Human tumours and developing B and T lymphocyte surface both express the CD24 protein. Numerous cancers, including ovarian and breast cancer, have been observed to express CD24 highly. Tumour growth, migration, and invasion are all impacted by CD24. By expelling the tumour cells from the circulation, the interaction between CD24 and P-selectin on platelets might cause metastasis. The CD24 may cause Src kinase activation and promote tumour growth. The sialic acid-binding immunoglobulin (Ig)-like lectins (Siglecs) recognize CD24 as a ligand [25]. On granulocytes, lymphocytes, and monocytes, Siglec-10 is a crucial receptor [26]. Siglec-10 and CD24's association inhibits phagocytes and encourages immunological escape mechanisms. The fundamental trait of tumour formation and recurrence is its capacity to evade the immune system [25].

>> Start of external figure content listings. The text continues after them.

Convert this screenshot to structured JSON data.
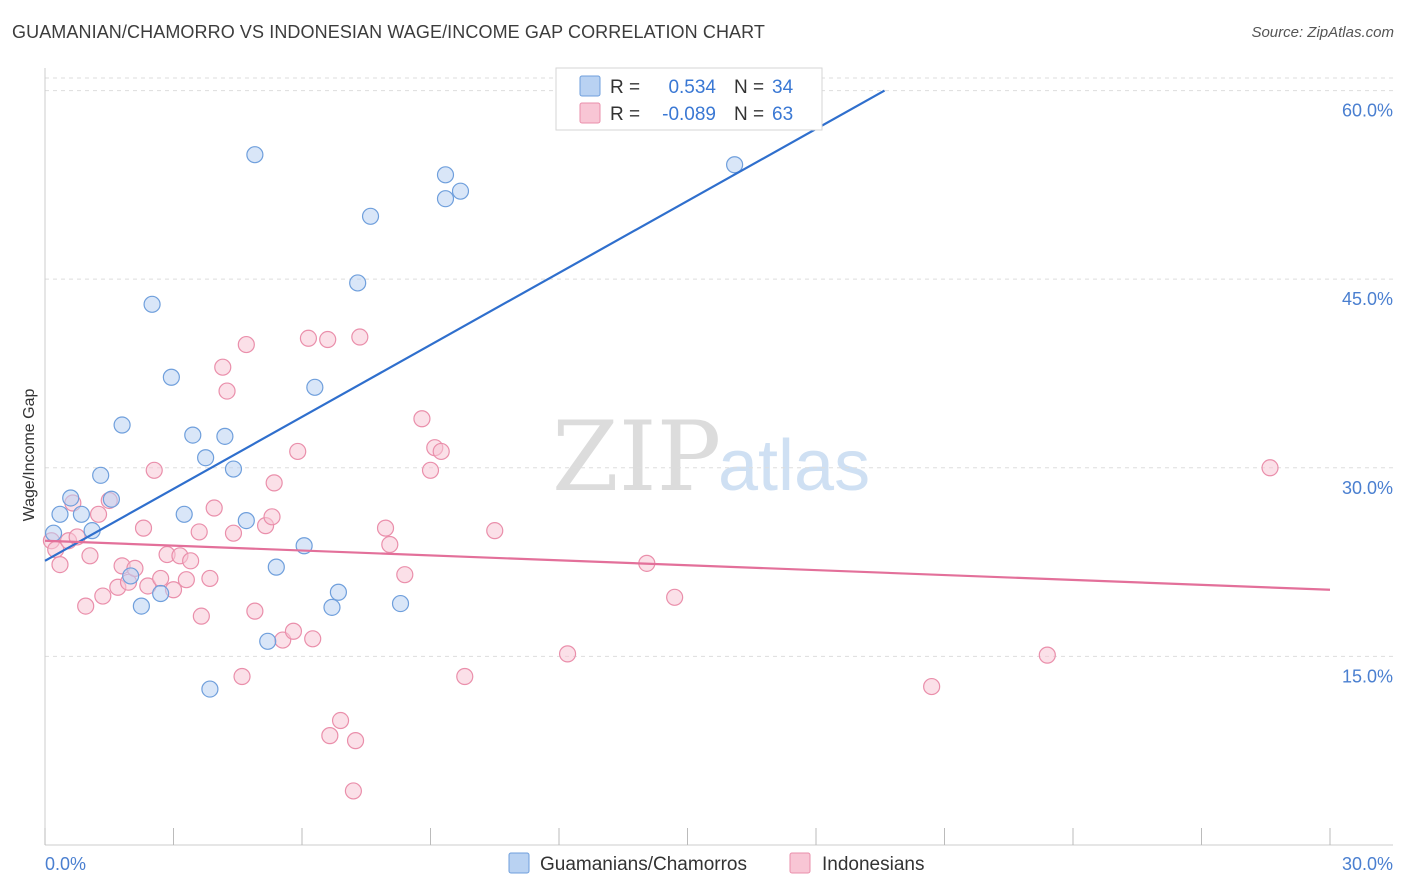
{
  "title": "GUAMANIAN/CHAMORRO VS INDONESIAN WAGE/INCOME GAP CORRELATION CHART",
  "source": "Source: ZipAtlas.com",
  "watermark": {
    "zip": "ZIP",
    "atlas": "atlas"
  },
  "colors": {
    "blue_fill": "#b9d2f2",
    "blue_stroke": "#6f9fdc",
    "blue_line": "#2f6fcd",
    "pink_fill": "#f8c6d5",
    "pink_stroke": "#ea8fab",
    "pink_line": "#e3709a",
    "grid": "#dddddd",
    "axis_text": "#4a7fd0"
  },
  "legend": {
    "rows": [
      {
        "r_label": "R =",
        "r_value": "0.534",
        "n_label": "N =",
        "n_value": "34"
      },
      {
        "r_label": "R =",
        "r_value": "-0.089",
        "n_label": "N =",
        "n_value": "63"
      }
    ]
  },
  "bottom_legend": [
    "Guamanians/Chamorros",
    "Indonesians"
  ],
  "chart_data": {
    "type": "scatter",
    "title": "GUAMANIAN/CHAMORRO VS INDONESIAN WAGE/INCOME GAP CORRELATION CHART",
    "xlabel": "",
    "ylabel": "Wage/Income Gap",
    "xlim": [
      0,
      30
    ],
    "ylim": [
      0,
      61
    ],
    "x_tick_labels": [
      "0.0%",
      "30.0%"
    ],
    "y_ticks": [
      15,
      30,
      45,
      60
    ],
    "y_tick_labels": [
      "15.0%",
      "30.0%",
      "45.0%",
      "60.0%"
    ],
    "series": [
      {
        "name": "Guamanians/Chamorros",
        "color": "#b9d2f2",
        "points": [
          [
            0.2,
            24.8
          ],
          [
            0.35,
            26.3
          ],
          [
            0.6,
            27.6
          ],
          [
            0.85,
            26.3
          ],
          [
            1.1,
            25.0
          ],
          [
            1.3,
            29.4
          ],
          [
            1.55,
            27.5
          ],
          [
            1.8,
            33.4
          ],
          [
            2.0,
            21.4
          ],
          [
            2.25,
            19.0
          ],
          [
            2.5,
            43.0
          ],
          [
            2.7,
            20.0
          ],
          [
            2.95,
            37.2
          ],
          [
            3.25,
            26.3
          ],
          [
            3.45,
            32.6
          ],
          [
            3.75,
            30.8
          ],
          [
            3.85,
            12.4
          ],
          [
            4.2,
            32.5
          ],
          [
            4.4,
            29.9
          ],
          [
            4.7,
            25.8
          ],
          [
            4.9,
            54.9
          ],
          [
            5.2,
            16.2
          ],
          [
            5.4,
            22.1
          ],
          [
            6.05,
            23.8
          ],
          [
            6.3,
            36.4
          ],
          [
            6.7,
            18.9
          ],
          [
            6.85,
            20.1
          ],
          [
            7.3,
            44.7
          ],
          [
            7.6,
            50.0
          ],
          [
            8.3,
            19.2
          ],
          [
            9.35,
            53.3
          ],
          [
            9.35,
            51.4
          ],
          [
            9.7,
            52.0
          ],
          [
            16.1,
            54.1
          ]
        ],
        "trend": {
          "x1": 0.0,
          "y1": 22.6,
          "x2": 19.6,
          "y2": 60.0
        }
      },
      {
        "name": "Indonesians",
        "color": "#f8c6d5",
        "points": [
          [
            0.15,
            24.2
          ],
          [
            0.25,
            23.5
          ],
          [
            0.35,
            22.3
          ],
          [
            0.55,
            24.2
          ],
          [
            0.65,
            27.2
          ],
          [
            0.75,
            24.5
          ],
          [
            0.95,
            19.0
          ],
          [
            1.05,
            23.0
          ],
          [
            1.25,
            26.3
          ],
          [
            1.35,
            19.8
          ],
          [
            1.5,
            27.4
          ],
          [
            1.7,
            20.5
          ],
          [
            1.8,
            22.2
          ],
          [
            1.95,
            20.9
          ],
          [
            2.1,
            22.0
          ],
          [
            2.3,
            25.2
          ],
          [
            2.4,
            20.6
          ],
          [
            2.55,
            29.8
          ],
          [
            2.7,
            21.2
          ],
          [
            2.85,
            23.1
          ],
          [
            3.0,
            20.3
          ],
          [
            3.15,
            23.0
          ],
          [
            3.3,
            21.1
          ],
          [
            3.4,
            22.6
          ],
          [
            3.6,
            24.9
          ],
          [
            3.65,
            18.2
          ],
          [
            3.85,
            21.2
          ],
          [
            3.95,
            26.8
          ],
          [
            4.15,
            38.0
          ],
          [
            4.25,
            36.1
          ],
          [
            4.4,
            24.8
          ],
          [
            4.6,
            13.4
          ],
          [
            4.7,
            39.8
          ],
          [
            4.9,
            18.6
          ],
          [
            5.15,
            25.4
          ],
          [
            5.3,
            26.1
          ],
          [
            5.35,
            28.8
          ],
          [
            5.55,
            16.3
          ],
          [
            5.8,
            17.0
          ],
          [
            5.9,
            31.3
          ],
          [
            6.15,
            40.3
          ],
          [
            6.25,
            16.4
          ],
          [
            6.6,
            40.2
          ],
          [
            6.65,
            8.7
          ],
          [
            6.9,
            9.9
          ],
          [
            7.2,
            4.3
          ],
          [
            7.25,
            8.3
          ],
          [
            7.35,
            40.4
          ],
          [
            7.95,
            25.2
          ],
          [
            8.05,
            23.9
          ],
          [
            8.4,
            21.5
          ],
          [
            8.8,
            33.9
          ],
          [
            9.0,
            29.8
          ],
          [
            9.1,
            31.6
          ],
          [
            9.25,
            31.3
          ],
          [
            9.8,
            13.4
          ],
          [
            10.5,
            25.0
          ],
          [
            12.2,
            15.2
          ],
          [
            14.05,
            22.4
          ],
          [
            14.7,
            19.7
          ],
          [
            20.7,
            12.6
          ],
          [
            23.4,
            15.1
          ],
          [
            28.6,
            30.0
          ]
        ],
        "trend": {
          "x1": 0.0,
          "y1": 24.2,
          "x2": 30.0,
          "y2": 20.3
        }
      }
    ]
  }
}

No recent study has been done to specifically look at CSCs in ovarian cancer tissue and blood circulation. Further research is still required since the CD44+/CD24- phenotype could not be the sole factor contributing to the chemoresistance, despite our significant data indicating a link between CD44+/CD24- and ovarian cancer chemoresistance. To validate these findings, external validation research is necessary.

Conclusion

The study found a substantial correlation between ovarian cancer chemoresistance and high CSC expression. A stronger predictor of CSCs than flow cytometry is immunohistochemistry CSCs in ovarian cancer tissue.